Management Science has a cool (at least I think so) paper on Cross-Function and Same-Function Alliances: How Does Alliance Structure Affect the Behavior of Partnering Firms:
Firms collaborate to develop and deliver new products. These collaborations vary in terms of the similarity of the competencies that partnering firms bring to the alliance. In same-function alliances, partnering firms have similar competencies, whereas in cross-function alliances, partners have very different competencies.
This is very important in co-development. If a company in consumer electronics is co-designing a new device with a PCB manufacturer, the alliance is likely to be same-functional. Good news is that alliance between firms with similar competencies seem to work well (with caveats – see below).
On examining managers’ view of these alliances, we find that, on average, same-function alliances are expected to perform better than cross-function alliances, holding fixed the level of inputs.
However, if the same consumer electronics firm wanted to work with a new company on wireless power, a brand new technology, the alliance might be cross-functional. Many R&D managers are apprehensive of collaboration with dissimilar firms. The paper uses game theory to come up with a very interesting finding that cross-functional collaboration leads to increased investments:
partners in cross-function alliances may invest more in their alliances than those in same-function alliances.
And that multiple partners are not a problem in cross-functional collaboration, but they are if the firms collaborating have similar competencies. This is very important in Aerospace & Defense world as many government contracts do indeed have several same-functional parters:
It is also often believed that increasing the number of partnering firms is not conducive for collaborative effort. Our analysis shows that this belief is correct for same-function alliances, but not for cross-function alliances.
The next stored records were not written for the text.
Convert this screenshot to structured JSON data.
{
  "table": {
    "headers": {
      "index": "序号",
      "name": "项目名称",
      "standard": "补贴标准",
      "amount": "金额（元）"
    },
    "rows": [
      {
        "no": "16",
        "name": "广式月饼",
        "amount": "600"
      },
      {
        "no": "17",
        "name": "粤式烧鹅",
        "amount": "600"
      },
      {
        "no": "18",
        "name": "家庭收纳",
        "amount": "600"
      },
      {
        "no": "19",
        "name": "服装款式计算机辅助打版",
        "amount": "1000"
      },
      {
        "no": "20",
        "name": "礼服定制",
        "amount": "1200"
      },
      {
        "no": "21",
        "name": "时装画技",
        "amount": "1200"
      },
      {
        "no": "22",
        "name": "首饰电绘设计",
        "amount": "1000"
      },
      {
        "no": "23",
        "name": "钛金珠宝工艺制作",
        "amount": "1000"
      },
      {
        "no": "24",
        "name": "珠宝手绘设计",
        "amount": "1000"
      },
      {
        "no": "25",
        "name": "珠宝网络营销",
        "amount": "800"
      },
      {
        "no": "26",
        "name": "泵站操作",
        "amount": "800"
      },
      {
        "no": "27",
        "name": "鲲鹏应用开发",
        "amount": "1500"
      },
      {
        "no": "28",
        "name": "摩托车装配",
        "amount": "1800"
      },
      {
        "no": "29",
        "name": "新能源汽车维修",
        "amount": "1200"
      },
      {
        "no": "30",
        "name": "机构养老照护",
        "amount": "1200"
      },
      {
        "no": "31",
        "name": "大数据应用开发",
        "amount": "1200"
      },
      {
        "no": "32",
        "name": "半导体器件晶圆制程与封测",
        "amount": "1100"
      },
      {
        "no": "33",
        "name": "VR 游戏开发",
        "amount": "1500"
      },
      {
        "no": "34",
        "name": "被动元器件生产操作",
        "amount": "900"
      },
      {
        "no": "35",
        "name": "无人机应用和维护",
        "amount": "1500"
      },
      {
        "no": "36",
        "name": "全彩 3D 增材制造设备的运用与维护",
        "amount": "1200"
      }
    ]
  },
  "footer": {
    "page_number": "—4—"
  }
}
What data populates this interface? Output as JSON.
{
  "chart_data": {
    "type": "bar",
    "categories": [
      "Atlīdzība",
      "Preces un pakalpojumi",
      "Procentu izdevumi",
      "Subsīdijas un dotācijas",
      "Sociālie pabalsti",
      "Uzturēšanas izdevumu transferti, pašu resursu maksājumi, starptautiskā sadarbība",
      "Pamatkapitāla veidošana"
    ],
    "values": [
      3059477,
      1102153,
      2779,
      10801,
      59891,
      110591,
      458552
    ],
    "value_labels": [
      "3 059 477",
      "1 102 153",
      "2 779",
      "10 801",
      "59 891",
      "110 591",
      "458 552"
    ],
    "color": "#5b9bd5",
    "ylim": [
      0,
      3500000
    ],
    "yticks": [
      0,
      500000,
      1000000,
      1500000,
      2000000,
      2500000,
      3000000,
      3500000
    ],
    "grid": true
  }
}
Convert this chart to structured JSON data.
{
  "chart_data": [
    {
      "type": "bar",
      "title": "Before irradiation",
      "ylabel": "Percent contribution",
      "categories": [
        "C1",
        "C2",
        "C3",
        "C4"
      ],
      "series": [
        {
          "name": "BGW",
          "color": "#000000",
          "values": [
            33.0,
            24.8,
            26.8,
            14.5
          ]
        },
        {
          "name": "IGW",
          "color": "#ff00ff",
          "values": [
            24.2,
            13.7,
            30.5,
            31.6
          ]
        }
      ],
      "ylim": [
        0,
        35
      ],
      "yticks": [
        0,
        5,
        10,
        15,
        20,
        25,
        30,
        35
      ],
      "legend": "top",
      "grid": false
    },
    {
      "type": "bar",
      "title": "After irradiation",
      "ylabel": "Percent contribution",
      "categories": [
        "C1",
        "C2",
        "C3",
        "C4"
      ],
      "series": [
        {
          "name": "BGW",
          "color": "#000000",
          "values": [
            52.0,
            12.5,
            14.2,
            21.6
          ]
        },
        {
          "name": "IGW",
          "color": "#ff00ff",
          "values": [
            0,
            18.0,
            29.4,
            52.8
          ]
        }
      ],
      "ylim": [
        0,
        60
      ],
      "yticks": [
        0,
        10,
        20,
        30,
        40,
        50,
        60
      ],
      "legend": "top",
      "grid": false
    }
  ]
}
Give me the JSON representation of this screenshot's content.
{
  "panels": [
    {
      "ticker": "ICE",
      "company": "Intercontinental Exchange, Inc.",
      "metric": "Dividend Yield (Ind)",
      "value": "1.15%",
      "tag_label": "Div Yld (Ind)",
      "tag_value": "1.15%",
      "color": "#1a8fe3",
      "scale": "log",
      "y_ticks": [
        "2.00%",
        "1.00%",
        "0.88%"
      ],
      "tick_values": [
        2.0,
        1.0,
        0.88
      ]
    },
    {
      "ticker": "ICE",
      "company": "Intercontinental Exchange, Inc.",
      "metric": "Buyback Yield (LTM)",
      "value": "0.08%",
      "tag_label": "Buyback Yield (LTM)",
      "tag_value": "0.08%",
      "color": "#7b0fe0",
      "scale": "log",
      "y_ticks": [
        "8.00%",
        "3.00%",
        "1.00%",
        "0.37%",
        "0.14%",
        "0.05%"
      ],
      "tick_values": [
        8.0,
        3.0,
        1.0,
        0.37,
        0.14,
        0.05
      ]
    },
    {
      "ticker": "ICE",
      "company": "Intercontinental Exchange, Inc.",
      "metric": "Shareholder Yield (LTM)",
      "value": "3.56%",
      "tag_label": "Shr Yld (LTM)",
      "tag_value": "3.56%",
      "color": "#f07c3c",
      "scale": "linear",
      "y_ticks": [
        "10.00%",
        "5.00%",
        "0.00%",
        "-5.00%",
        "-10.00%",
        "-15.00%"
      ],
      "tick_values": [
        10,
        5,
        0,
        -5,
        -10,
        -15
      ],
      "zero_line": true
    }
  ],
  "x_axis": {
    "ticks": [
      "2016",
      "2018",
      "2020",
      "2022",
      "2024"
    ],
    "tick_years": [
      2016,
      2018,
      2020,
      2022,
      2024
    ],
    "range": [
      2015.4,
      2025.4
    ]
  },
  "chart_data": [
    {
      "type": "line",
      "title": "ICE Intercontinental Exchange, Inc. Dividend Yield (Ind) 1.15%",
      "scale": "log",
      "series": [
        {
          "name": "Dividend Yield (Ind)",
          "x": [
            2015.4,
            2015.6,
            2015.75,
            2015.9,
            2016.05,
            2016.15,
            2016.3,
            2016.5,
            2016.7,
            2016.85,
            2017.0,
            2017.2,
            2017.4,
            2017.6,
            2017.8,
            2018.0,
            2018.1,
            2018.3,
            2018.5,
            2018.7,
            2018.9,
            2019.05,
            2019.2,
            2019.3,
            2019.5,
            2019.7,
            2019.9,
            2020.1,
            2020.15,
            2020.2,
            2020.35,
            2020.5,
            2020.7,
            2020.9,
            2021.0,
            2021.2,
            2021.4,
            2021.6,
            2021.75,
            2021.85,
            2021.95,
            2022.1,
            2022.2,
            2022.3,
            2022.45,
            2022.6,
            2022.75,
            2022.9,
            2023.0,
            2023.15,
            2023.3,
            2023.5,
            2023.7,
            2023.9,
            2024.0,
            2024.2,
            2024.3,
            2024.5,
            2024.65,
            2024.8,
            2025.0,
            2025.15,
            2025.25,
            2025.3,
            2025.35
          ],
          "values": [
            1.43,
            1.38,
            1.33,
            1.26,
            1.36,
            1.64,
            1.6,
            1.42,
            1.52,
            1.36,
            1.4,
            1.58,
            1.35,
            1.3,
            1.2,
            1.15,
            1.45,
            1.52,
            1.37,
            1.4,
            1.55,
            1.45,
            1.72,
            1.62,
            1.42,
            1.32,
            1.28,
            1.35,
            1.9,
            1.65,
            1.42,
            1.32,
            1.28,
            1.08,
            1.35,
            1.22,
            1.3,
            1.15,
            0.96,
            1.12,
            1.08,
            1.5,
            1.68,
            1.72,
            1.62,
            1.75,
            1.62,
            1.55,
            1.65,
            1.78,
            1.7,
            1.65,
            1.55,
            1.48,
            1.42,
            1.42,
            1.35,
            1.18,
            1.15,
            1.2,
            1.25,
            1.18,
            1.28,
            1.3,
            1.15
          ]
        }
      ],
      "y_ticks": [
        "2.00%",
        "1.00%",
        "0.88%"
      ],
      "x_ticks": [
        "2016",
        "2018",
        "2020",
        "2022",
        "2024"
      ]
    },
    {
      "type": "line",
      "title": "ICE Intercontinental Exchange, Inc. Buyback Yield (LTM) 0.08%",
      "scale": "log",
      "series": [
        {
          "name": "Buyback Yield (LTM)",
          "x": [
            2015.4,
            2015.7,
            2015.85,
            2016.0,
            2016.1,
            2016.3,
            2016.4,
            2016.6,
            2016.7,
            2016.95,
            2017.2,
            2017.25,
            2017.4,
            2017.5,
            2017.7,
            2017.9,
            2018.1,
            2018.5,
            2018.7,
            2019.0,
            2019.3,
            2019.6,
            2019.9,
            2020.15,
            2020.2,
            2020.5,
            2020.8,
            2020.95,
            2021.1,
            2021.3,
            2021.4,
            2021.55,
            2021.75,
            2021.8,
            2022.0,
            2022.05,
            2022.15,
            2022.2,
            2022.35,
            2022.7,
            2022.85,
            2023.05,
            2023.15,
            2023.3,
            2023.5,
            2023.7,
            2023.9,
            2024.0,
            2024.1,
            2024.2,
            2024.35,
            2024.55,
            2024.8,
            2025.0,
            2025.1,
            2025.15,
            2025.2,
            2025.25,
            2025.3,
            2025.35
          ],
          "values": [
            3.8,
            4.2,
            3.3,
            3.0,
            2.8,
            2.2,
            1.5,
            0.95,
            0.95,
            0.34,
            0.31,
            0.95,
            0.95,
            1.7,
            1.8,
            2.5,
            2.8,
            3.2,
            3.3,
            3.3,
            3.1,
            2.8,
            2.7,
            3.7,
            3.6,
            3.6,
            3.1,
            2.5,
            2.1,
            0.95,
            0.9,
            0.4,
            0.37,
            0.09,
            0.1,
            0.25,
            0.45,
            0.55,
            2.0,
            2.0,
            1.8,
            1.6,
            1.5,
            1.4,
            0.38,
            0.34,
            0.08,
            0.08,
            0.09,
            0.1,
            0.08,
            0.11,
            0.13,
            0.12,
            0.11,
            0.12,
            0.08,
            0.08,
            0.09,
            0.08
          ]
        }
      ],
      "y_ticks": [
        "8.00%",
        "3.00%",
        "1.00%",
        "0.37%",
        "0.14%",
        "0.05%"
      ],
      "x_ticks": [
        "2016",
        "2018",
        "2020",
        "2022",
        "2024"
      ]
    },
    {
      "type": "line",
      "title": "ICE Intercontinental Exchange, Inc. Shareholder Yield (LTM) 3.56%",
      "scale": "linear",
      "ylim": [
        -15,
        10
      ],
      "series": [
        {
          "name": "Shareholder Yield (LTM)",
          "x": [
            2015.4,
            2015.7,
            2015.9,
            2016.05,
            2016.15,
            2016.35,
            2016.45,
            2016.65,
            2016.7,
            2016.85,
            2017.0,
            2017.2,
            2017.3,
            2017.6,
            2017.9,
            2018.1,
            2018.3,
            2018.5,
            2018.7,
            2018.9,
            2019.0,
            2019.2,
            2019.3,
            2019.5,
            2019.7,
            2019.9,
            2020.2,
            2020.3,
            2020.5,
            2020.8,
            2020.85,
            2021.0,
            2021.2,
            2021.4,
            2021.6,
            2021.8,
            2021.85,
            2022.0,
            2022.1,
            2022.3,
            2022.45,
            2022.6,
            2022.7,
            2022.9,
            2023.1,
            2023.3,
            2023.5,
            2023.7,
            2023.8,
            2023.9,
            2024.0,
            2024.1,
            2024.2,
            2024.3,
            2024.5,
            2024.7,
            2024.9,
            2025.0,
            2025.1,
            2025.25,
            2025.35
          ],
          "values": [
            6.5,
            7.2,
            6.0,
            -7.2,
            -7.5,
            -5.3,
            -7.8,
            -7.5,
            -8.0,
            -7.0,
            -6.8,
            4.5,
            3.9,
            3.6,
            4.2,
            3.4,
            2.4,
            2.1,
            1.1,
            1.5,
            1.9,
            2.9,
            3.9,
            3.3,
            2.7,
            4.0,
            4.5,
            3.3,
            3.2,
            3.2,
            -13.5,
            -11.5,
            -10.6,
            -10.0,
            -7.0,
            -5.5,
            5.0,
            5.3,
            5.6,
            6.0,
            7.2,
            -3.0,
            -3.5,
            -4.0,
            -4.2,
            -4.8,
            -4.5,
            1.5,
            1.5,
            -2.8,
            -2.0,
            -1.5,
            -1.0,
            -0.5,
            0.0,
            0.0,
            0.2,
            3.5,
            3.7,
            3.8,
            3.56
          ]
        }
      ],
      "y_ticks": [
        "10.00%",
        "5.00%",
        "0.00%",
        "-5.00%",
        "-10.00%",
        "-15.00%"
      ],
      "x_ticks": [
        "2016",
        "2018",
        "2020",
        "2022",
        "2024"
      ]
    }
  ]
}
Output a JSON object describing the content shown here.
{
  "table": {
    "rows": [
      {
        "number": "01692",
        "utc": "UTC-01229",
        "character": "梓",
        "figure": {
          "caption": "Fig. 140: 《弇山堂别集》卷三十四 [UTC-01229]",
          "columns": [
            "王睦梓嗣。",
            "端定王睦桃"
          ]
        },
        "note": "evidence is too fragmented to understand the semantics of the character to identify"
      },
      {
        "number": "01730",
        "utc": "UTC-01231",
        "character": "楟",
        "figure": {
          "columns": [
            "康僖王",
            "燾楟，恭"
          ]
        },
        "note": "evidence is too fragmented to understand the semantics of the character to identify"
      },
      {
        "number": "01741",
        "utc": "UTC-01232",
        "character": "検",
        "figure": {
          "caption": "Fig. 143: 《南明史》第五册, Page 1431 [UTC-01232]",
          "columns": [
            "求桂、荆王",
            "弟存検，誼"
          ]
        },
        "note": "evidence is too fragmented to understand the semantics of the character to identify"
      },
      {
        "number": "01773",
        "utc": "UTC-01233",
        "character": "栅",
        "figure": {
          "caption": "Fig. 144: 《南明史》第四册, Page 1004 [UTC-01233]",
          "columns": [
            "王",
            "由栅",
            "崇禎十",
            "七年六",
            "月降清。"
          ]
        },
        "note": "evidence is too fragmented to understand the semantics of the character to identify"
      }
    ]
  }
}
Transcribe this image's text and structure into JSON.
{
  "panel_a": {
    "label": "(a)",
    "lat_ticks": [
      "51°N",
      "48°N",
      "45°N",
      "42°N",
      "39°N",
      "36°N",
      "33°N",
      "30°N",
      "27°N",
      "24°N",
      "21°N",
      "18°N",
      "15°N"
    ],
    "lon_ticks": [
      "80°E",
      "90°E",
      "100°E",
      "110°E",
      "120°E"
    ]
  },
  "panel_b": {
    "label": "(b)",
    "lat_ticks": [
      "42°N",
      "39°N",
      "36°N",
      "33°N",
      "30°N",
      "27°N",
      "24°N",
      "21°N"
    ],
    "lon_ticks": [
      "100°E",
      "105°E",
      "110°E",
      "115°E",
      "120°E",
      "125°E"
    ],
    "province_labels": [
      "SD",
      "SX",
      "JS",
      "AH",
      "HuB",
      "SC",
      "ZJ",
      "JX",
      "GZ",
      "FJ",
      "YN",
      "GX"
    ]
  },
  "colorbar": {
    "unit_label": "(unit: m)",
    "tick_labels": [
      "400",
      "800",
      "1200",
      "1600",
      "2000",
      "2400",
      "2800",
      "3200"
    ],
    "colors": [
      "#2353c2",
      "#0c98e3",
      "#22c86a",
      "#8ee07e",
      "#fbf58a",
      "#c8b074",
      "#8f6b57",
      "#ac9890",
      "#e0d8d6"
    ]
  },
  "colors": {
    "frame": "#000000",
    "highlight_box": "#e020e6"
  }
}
Finally, a somewhat straight forward learning – once the firms have learned from each other and become more similar in competency, they do stop investing the way they used to in the cross-functional stage:
We extend our model to consider alliances where firms have an opportunity to learn from their partners and later leverage this knowledge outside the scope of their alliance. Though such learning increases the resources committed by alliance partners in the learning phase, it decreases investment in the subsequent competition and also dampens the overall investment across the two stages.